Here is the Knowledge Base article on Starting the Treatment:
http://mpkb.org/doku.php/home:starting
Look for my email.
Best,
Paul
Hi Katrina,
I’m really sorry to hear about all the symptoms you are dealing with. Your experience with statins certainly supports what I put forth in the above article. As I discussed, our research shows that statins do much more than lower blood pressure. It appears that they can bind important nuclear receptors and affect their activity as well. This subsequently can impact how the immune system is able to target chronic bacteria.
Long story short, your reaction to taking statins along with your description of the symptoms you are suffering from strongly suggests that you have a high load of bacterial pathogens that may be causing you to feel so ill. As you probably realize, this website also discusses a treatment for chronic inflammatory disease that aims to target these bacteria. Many of the patients who start the treatment (the Marshall Protocol) have symptoms similar to yours and were treated with the same drugs you are taking prior to starting the Marshall Protocol.

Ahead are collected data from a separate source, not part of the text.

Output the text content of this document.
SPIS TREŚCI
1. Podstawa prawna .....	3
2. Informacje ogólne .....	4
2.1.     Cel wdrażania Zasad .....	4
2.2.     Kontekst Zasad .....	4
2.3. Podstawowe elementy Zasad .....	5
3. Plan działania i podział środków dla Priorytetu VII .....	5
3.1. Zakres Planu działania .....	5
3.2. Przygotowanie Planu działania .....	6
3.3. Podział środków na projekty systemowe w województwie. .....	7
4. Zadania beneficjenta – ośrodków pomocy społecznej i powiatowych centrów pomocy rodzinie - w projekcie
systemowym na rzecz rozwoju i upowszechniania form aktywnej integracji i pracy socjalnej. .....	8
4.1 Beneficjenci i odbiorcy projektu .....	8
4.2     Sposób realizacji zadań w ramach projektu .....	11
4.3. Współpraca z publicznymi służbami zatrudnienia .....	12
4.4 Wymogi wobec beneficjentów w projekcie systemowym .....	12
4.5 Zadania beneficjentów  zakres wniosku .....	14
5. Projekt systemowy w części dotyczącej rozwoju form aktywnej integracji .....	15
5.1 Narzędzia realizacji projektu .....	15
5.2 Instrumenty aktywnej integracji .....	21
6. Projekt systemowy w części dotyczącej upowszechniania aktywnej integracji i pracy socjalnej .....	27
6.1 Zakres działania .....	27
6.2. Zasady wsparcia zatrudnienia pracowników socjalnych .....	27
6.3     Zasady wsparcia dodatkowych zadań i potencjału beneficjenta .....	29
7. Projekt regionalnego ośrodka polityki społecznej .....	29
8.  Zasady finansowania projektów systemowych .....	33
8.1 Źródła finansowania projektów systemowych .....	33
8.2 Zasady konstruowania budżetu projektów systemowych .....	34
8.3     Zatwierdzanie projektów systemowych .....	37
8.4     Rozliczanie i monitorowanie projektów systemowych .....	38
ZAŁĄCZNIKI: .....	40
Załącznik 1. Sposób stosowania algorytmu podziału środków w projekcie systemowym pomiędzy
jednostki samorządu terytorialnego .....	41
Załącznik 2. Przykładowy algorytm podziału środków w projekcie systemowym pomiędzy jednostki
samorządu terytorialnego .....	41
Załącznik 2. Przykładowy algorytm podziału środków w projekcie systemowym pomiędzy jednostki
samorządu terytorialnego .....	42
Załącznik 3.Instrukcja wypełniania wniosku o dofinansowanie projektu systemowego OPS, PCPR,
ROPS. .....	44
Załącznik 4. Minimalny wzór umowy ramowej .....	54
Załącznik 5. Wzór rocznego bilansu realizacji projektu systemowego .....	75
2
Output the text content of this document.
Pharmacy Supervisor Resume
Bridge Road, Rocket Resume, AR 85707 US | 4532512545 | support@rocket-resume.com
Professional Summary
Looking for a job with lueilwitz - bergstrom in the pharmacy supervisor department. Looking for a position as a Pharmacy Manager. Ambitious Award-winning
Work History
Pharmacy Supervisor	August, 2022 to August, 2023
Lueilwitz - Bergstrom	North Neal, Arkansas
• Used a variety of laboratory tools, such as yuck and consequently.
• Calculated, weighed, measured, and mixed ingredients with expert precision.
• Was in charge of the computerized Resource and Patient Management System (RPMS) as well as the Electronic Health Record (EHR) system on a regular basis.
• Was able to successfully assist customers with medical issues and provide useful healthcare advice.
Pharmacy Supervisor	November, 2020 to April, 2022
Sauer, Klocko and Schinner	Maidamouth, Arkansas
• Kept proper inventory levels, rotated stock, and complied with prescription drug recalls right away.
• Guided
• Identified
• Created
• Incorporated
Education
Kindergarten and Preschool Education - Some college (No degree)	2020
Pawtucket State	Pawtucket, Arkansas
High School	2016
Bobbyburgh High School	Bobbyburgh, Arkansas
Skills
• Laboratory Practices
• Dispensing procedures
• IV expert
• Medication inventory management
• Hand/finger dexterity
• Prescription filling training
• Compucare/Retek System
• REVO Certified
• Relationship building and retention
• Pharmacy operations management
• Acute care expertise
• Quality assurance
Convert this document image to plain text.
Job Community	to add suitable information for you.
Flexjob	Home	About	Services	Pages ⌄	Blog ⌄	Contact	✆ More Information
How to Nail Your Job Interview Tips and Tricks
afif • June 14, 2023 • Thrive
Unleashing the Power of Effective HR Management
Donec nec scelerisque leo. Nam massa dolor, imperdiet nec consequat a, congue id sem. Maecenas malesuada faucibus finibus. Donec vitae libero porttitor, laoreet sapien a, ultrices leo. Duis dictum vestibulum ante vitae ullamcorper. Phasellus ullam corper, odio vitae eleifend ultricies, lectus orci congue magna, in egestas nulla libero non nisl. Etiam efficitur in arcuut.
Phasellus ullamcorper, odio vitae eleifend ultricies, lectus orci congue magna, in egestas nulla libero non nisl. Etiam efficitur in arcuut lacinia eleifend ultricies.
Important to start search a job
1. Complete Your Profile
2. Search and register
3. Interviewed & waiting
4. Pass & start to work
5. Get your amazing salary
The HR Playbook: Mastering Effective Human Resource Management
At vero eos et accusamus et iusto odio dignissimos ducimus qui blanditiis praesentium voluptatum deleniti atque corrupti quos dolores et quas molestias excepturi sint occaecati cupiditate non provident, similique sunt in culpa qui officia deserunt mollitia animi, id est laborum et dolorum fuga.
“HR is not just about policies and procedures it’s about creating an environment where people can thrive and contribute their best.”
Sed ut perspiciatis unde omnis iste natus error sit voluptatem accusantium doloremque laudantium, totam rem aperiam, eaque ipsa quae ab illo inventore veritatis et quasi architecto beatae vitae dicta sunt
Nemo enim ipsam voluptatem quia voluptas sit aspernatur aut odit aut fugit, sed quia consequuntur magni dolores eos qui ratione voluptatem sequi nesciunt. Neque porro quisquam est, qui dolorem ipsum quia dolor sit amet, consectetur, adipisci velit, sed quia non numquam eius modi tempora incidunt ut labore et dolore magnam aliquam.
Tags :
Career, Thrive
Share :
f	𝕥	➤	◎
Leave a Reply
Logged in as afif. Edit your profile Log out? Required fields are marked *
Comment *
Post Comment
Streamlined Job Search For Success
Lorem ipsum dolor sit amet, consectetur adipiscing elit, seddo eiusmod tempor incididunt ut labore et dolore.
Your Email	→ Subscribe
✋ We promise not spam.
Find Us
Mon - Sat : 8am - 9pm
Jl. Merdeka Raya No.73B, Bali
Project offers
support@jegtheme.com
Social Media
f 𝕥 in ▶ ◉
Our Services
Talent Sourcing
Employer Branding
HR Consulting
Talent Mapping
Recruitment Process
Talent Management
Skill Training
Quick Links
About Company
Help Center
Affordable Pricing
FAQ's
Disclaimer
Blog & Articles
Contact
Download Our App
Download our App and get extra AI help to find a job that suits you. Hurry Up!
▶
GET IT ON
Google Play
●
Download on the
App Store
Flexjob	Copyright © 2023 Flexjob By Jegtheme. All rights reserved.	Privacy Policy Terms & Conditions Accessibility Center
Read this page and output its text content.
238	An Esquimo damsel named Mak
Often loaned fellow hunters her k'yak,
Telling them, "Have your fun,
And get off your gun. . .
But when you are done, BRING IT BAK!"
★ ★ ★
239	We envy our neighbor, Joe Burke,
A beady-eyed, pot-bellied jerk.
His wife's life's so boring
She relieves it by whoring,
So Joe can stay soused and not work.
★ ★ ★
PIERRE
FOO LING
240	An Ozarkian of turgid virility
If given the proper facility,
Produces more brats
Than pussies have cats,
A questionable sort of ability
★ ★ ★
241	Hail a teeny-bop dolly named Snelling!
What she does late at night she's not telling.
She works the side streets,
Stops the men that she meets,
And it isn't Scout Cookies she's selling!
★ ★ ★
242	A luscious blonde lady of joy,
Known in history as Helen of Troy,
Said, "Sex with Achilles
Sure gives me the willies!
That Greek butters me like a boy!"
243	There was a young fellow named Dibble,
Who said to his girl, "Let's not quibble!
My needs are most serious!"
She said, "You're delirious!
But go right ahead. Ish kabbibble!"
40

You may want to read about the treatment in greater depth – however I have to warn you in advance that killing bacteria on the Marshall Protocol causes a bacterial die-off reaction that actually makes patients feel worse before they get better. Also in your case, where your bacterial load seems high, the treatment would last at least several years. Nevertheless it might be worth looking into since the current medical help you are getting seems very poor. It’s hard for me to understand how doctors are telling you that is nothing wrong with you and leaving you with no answers whatsoever about what may be causing you to feel so bad.